La, on a droit a une vraie grasse mat' du Dimanche et a un reveil lent et progressif. Zoub (autre surnom de Noemie que je dois etre le seul a usiter parfois) nous propose une ballade avec une amie mongole dans la campagne environnante. Bien sur qu'on est partant. Damba, un chauffeur de taxi ami, passe nous prendre avant d'aller chercher Tchana. Elle parle tres bien francais, et pour cause, elle vient de passer un mois a voyager en France ! Elle nous raconte donc notre pays pendant ce mois ou nous n'y etions pas, la canicule, tout ca. Elle est allee a Montpellier, dans les Cevennes, en Bretagne, a Strasbourg, a Paris... un long voyage qu'elle a "gagne" a l'universite en ayant des bons resultats scolaires ! Damba nous conduit jusqu'a la banlieue proche d'Oulan Bator et ses sortes de camps de yourtes delimites en terrains.
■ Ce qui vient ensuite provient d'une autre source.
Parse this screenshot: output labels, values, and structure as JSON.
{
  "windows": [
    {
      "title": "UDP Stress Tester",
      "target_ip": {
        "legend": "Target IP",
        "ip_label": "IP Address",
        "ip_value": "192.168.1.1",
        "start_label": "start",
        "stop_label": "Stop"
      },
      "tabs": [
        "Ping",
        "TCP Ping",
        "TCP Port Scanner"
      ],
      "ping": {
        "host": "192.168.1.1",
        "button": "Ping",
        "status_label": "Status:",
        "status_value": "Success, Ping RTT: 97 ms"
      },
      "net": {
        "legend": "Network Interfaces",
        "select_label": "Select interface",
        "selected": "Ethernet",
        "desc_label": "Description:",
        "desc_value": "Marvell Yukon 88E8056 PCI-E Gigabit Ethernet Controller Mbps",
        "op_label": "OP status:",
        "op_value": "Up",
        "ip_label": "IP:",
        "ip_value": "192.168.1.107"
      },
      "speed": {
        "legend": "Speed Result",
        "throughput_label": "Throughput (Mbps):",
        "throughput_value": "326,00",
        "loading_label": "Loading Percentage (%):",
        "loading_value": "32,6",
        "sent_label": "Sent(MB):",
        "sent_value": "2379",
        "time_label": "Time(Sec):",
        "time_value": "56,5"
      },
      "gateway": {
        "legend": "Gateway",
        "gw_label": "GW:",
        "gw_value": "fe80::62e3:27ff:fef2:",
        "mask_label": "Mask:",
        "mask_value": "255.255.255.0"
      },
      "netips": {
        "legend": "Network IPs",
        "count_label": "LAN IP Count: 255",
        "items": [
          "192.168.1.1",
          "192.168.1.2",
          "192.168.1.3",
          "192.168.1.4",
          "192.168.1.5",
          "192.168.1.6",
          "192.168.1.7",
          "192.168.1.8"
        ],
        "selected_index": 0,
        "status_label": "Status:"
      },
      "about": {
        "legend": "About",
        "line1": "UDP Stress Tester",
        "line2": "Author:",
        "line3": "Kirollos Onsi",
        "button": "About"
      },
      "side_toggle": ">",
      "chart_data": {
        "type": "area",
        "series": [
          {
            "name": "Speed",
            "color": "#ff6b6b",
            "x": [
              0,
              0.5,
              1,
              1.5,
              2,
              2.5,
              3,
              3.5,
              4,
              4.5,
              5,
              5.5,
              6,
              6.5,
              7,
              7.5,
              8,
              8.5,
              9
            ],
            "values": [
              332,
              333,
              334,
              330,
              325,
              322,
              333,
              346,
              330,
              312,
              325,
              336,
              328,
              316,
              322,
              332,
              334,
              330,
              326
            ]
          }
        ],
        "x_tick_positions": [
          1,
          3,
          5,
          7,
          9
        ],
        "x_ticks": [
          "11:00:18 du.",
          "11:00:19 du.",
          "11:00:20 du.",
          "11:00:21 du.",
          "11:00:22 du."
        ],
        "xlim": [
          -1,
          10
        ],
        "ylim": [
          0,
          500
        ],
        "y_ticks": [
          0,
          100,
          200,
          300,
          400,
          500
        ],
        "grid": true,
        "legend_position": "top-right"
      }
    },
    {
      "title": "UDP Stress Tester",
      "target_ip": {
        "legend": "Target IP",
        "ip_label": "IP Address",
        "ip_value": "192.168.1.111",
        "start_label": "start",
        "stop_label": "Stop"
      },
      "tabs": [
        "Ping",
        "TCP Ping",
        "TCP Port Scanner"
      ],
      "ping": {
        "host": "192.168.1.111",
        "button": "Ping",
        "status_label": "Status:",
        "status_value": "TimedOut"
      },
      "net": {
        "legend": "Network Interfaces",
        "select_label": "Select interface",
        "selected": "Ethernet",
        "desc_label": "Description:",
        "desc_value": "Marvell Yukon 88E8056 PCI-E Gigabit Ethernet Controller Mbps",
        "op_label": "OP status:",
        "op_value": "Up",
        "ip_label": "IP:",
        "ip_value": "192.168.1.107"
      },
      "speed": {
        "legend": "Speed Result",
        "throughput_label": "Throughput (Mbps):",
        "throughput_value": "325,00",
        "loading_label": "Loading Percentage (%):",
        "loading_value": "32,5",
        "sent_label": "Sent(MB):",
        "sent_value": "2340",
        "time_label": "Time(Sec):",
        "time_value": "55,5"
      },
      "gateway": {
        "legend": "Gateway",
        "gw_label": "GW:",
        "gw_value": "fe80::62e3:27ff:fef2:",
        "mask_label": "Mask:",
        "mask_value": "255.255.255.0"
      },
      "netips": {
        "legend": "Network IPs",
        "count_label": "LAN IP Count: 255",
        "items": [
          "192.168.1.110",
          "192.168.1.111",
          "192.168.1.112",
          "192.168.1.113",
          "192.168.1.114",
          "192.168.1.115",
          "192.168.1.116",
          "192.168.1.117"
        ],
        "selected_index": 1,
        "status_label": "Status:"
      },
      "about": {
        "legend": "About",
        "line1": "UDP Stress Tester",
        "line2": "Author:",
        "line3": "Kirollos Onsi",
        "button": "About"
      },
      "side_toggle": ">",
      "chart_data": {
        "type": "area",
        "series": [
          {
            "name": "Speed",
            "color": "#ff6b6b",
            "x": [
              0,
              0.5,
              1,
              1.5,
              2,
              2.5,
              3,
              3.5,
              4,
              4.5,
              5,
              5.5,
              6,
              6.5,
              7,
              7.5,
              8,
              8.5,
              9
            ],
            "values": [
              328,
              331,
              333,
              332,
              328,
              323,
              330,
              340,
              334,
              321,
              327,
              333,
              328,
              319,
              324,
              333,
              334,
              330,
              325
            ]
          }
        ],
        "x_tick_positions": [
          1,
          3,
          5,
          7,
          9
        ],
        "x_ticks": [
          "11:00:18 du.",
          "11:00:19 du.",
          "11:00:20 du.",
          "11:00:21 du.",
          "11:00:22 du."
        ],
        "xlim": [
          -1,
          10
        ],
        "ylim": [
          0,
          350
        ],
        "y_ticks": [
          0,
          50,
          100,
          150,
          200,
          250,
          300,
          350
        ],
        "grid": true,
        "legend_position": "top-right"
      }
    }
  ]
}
On s'arrete pour crapahuter en haut des collines et avoir une vue d'ensemble. On croise des Ovos, ces amoncellements de pierres decores de tissus bleus dont on doit faire trois fois le tour avant de deposer une nouvelle pierre dessus, afin de montrer du respect aux esprits de la nature, dans la plus pure tradition animiste. D'en haut, on voit toute une partie de la ville se recroqueviller dans la vallee alors que de l'autre cote, d'autres collines entierement nues et vertes et belles et innombrables prennent leur elan vers la campagne. Cette fois, les nuages semblent de reproduire les uns les autres a l'infini, comme si le ciel etait une usine a nuage. Moins creatifs quoi. Mais ils sont pour autant dissolus et leurs ombres jouent une fois de plus avec les creux et les bosses, et ca j'aime bien. On rigole beaucoup tous les quatre, on discute des differents modes de vie francais et mongoles, on apprend, on respire.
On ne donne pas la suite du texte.